GSA Annual Meeting in Indianapolis, Indiana, USA - 2018

Paper No. 270-17
Presentation Time: 9:00 AM-6:30 PM

LONG-TERM GEODETIC AND GEOCHEMICAL MONITORING OF THE LOWER EAST RIFT ZONE, KILAUEA VOLCANO, HAWAII: A FRAMEWORK FOR INTERPRETING ERUPTION BEHAVIOR OF EARLY PHASES OF THE 2018 ERUPTION


LUNDBLAD, Steven P., GANSECKI, Cheryl and ANDERSON, James Lee, Department of Geology, University of Hawaii at Hilo, 200 W. Kawili Street, Hilo, HI 96720

Geodetic and geochemical monitoring of the Kilauea volcano provided the basis for near real-time prediction in the rapidly changing eruptive environment of the 2018 Lower East Rift Zone (LERZ) eruption. Comparison with baseline deformation and composition allowed us to assess the emerging hazard during the volcanic crisis event.

Twenty-five years of high-precision line leveling on a dense benchmark network in the LERZ identified subtle movement on structural elements that proved to be important factors controlling fissure eruption location and style during the first two weeks of the 2018 eruption. Early stages of the eruption opened 24 short-lived fissures before Fissure 8 became dominant. Fissures 1-15 were confined to an area west of Pohoiki Rd., closely aligned with a subtle long-lived cross structure to the LERZ as determined by our annual leveling campaigns. This structure became a significant seismic and eruption barrier during the opening of eruptive fissures in the area.

Magma was emplaced in a dike that extended from Pu`u O`o to the Leilani Estates subdivision. As fissures opened in this populated area, six years of near real-time, long-term geochemical monitoring of volcanic products from Kilauea using EDXRF provided the critical background information needed to assess the evolving eruption.

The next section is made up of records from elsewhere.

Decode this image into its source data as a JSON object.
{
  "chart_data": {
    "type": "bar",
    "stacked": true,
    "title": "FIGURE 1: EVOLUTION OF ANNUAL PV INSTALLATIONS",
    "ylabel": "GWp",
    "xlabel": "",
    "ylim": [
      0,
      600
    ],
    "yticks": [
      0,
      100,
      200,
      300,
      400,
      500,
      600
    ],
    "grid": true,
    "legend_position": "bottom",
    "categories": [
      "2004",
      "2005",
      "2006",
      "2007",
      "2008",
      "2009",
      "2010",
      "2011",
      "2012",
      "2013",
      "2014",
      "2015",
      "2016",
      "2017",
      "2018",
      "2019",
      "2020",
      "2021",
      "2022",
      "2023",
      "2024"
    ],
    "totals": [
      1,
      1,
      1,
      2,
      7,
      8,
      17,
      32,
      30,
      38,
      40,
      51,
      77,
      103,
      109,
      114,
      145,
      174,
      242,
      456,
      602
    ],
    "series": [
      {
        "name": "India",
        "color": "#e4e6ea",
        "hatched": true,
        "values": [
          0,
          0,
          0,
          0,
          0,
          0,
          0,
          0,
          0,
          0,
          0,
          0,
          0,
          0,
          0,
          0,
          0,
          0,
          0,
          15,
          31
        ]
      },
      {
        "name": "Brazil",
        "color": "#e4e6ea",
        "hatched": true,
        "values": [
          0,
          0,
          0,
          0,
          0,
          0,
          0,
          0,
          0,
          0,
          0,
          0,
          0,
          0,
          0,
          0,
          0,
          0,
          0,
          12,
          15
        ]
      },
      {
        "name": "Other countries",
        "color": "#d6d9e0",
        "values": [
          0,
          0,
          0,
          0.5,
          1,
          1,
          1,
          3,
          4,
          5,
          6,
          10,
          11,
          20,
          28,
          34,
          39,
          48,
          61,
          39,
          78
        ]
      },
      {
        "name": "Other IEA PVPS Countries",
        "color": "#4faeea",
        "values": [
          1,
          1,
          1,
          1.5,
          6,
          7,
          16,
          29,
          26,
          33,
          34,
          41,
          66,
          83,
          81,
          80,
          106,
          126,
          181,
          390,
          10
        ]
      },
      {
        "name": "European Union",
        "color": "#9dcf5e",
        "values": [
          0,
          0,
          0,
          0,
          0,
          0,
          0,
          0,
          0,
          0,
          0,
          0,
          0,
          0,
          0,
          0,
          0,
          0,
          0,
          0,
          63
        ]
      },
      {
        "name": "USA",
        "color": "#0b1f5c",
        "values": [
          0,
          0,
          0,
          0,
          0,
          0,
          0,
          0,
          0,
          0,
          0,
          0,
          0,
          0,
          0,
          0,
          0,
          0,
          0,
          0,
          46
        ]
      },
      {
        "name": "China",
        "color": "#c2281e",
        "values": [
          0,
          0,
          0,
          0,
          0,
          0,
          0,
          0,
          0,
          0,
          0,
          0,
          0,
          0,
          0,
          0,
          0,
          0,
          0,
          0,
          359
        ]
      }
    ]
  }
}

We were able to correctly identify cooler rift-stored magma and identified the most evolved lava to erupt from a Hawaiian shield volcano. Early eruptions were likely triggered by dike emplacement pushing older, cooler lava to the surface. These lavas have chemical compositions consistent with older flows emplaced in the area. Our analyses show that the opening of fissure 16, to the east of the Pohoiki Rd. structure, signaled the onset of dike advancement and the eruption of hotter, less evolved magmas to the surface and had potential to flow long distances. These observations gave warning to emergency response personnel on the change in the eruption to larger flows that cascaded down the south side of Kilauea and entered the ocean. On May 23, we identified a major change in lava composition to much hotter, more fluid lava about 5 days before the catastrophic vent 8 flows began. This is significant in that it is the first time that compositional data has been integrated into eruption monitoring on a quasi-real-time basis.